The move came in an unusual Maryland Court of Special Appeals opinion published on Sept. 29: "For reasons to be stated in an opinion later to be filed, it is ORDERED, by the Court of Appeals of Maryland, that the Respondent, Michael B. Mitchell, Jr., be, and he is hereby, disbarred, effective immediately, from the further practice of law in the State of Maryland."
The state's online listing of lawyers shows Mitchell disbarred.
[UPDATE] Thanks to the intrepid Justin Fenton, we now have the relevant Attorney Grievance Commission docs:
They say Mitchell failed to do what a client asked him to do in a pair of civil cases against a nursing home and a health insurer. Michell then failed to communicate with the client about what he actually did do—which was stipulate one of the case's dismissal. (The other was filed after the statute of limitations had expired).
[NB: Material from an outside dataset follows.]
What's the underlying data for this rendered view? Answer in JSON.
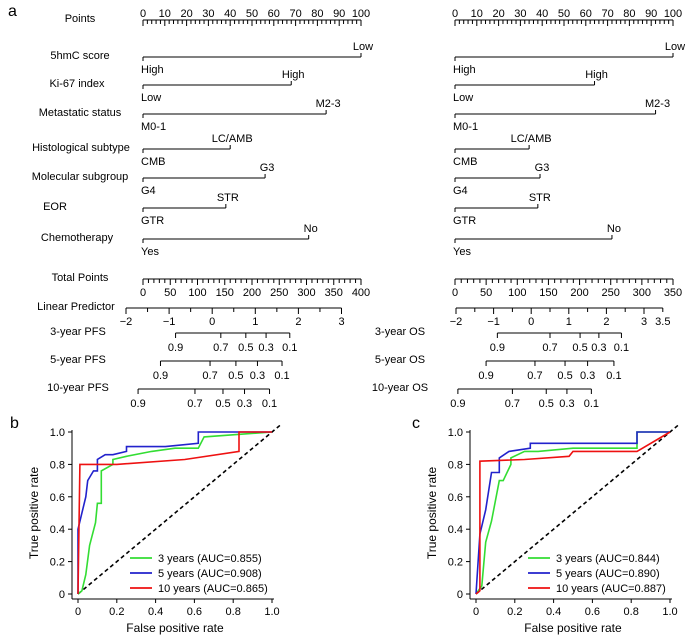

Mitchell then did not respond to the Grievance Commission. He did not show for his hearing in the Court of Appeals, either—here's that 48-second video.
The order had the Mitchell Courthouse—named for Michael's grandfather, Clarence M. Mitchell Jr.—buzzing this week. One lawyer told City Paper that Mitchell is well-liked and competent.
A message left at Mitchell's law office on St. Paul Street was not immediately returned. The voicemail box on his cellphone was full.
Mitchell ran a solo practice handling criminal and motor-vehicle matters, state court records indicate.
Mitchell's father, Michael B. Mitchell Sr., was disbarred decades ago after being convicted in state court of stealing $77,000 from the 3-year-old son of a murder victim whose estate he was managing. In 2002, The Sun wrote about his handling of his uncle Parren Mitchell's finances. Former Congressman Parren Mitchell, then in a nursing home, had given Michael Sr. power of attorney. Michael Mitchell Sr., who in the 1970s was touted as a potential mayor, had not paid the nursing home, and had bought a car with Parren Mitchell's income, which included his $60,000 congressional pension.
Parren sued The Sun for violating his privacy—by going to the nursing home to interview him. He did not prevail.